I recently read a blog post condemning the performance by Josh Groban of “America,” originally by Simon & Garfunkel, on the Fourth of July.

“Let us be lovers we’ll marry our fortunes together”
“I’ve got some real estate here in my bag”
So we bought a pack of cigarettes and Mrs. Wagner pies
And we walked off to look for America

“Kathy,” I said as we boarded a Greyhound in Pittsburgh
“Michigan seems like a dream to me now”
It took me four days to hitchhike from Saginaw
I’ve gone to look for America

Laughing on the bus
Playing games with the faces
She said the man in the gabardine suit was a spy
I said “Be careful his bowtie is really a camera”

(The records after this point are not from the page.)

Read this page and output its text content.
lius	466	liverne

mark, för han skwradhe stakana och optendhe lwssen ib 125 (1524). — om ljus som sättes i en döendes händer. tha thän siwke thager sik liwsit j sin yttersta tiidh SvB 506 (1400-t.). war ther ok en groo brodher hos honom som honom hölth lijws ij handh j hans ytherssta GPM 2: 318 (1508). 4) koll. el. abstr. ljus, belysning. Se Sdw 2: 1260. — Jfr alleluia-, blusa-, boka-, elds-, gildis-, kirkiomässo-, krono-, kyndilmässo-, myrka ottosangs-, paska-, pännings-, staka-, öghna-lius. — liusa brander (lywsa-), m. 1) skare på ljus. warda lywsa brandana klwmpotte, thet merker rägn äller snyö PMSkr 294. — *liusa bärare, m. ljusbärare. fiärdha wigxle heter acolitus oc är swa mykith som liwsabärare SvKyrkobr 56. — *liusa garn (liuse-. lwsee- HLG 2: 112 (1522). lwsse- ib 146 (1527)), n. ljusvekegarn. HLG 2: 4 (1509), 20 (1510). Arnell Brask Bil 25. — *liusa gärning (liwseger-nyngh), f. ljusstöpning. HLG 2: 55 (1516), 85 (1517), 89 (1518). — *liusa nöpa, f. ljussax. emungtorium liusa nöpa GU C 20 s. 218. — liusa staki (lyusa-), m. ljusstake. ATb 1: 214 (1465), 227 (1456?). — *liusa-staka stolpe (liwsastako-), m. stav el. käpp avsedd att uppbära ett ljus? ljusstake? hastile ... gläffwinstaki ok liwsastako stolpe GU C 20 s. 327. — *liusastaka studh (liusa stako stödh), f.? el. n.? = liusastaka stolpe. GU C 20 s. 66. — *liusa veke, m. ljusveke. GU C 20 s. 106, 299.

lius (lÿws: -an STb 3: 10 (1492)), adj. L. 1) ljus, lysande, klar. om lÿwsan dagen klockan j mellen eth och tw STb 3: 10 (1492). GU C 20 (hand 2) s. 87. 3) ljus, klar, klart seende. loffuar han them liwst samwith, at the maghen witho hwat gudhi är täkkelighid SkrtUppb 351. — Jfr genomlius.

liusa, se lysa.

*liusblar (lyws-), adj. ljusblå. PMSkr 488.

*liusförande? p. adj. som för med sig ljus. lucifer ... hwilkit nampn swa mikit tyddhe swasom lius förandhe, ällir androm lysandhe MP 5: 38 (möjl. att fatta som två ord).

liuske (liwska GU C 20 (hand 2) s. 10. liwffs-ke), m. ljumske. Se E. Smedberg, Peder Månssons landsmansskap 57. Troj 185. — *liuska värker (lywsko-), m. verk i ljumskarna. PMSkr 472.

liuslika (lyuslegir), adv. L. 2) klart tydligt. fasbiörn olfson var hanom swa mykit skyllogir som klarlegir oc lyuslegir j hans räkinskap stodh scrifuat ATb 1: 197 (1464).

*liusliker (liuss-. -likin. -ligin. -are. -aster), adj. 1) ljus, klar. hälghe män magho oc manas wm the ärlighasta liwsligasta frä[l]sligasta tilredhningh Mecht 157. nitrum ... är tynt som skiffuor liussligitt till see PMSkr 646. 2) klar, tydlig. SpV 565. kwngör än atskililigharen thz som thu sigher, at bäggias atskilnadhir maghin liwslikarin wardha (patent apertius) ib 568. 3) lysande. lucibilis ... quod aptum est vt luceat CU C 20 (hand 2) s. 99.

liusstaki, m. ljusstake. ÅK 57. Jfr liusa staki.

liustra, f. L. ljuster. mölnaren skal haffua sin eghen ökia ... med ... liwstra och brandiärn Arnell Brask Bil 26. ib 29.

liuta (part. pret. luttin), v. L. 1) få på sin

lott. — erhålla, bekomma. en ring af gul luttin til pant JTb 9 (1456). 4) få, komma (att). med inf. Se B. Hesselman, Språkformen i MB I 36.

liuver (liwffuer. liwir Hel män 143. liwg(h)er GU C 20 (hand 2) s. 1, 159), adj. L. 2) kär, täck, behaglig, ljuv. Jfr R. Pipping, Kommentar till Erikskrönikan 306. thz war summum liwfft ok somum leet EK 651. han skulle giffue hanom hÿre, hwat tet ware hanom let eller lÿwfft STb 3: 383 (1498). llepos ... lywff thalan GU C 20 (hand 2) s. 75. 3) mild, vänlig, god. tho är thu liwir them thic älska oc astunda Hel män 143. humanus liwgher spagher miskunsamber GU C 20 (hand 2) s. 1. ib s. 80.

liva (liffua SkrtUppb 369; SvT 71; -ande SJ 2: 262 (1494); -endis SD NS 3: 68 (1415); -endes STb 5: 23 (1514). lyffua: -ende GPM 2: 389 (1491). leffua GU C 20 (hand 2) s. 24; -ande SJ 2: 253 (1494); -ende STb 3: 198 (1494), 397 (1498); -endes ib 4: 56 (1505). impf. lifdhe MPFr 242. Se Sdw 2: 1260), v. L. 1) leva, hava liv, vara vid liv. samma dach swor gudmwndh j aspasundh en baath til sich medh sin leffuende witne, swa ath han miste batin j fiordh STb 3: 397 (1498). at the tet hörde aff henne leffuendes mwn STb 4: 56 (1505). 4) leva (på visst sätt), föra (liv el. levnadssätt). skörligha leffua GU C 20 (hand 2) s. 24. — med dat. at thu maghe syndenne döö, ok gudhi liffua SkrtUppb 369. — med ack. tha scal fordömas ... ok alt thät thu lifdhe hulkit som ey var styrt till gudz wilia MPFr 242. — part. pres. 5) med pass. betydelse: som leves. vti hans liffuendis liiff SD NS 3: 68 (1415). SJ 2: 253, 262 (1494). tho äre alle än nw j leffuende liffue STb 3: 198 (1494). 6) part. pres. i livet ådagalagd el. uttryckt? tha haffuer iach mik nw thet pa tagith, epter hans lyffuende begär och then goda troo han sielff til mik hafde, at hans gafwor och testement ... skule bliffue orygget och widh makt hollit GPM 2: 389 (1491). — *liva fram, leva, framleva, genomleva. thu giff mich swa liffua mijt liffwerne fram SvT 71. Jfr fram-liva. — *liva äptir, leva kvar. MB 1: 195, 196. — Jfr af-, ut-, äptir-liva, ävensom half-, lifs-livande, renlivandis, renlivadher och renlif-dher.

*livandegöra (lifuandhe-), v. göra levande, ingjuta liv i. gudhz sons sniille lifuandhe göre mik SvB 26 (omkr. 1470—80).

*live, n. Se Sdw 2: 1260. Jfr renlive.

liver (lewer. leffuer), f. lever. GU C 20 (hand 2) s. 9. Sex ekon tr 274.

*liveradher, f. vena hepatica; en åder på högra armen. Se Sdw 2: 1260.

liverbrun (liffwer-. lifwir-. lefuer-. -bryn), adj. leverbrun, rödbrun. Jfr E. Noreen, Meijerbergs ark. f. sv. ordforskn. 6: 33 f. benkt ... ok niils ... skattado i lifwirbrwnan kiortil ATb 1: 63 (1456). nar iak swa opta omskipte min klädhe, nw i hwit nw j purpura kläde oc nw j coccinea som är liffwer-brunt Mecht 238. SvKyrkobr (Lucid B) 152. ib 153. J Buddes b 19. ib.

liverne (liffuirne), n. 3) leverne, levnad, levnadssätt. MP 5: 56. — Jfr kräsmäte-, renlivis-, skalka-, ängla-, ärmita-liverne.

“Toss me a cigarette, I think there’s one in my raincoat”
“We smoked the last one an hour ago”
So I looked at the scenery, she read her magazine
And the moon rose over an open field

“Kathy, I’m lost,” I said, though I knew she was sleeping
I’m empty and aching and I don’t know why
Counting the cars on the New Jersey Turnpike
They’ve all gone to look for America
All gone to look for America
All gone to look for America

Is this tale of two young travelers anti-patriotic? It is filled with melancholy and forces us to consider the angst filled within America. I have always assumed that the melancholy I experience and that my peers complain about belongs solely to my generation. But clearly, it is a characteristic of America. Is that something to be ashamed of? Should we claim that this feeling is un-American? Maybe, claiming our melancholy, celebrating our melancholy, is what it means to an American? I am not ashamed that this song was proclaimed on the Fourth. I am proud of this country, because we own our melancholy. It is better than the blind patriotism that fails to see our own self-defeating contradictions. The American dream is flawed. Suburbia is a modern purgatory. And performing a song such as this on Independence Day is a humbling reminder: we are not perfect. This type of self-awareness can only encourage us to be even better Americans, as we possess the ability to critically analyze and creatively critique our country, forcing it to evolve into a new place.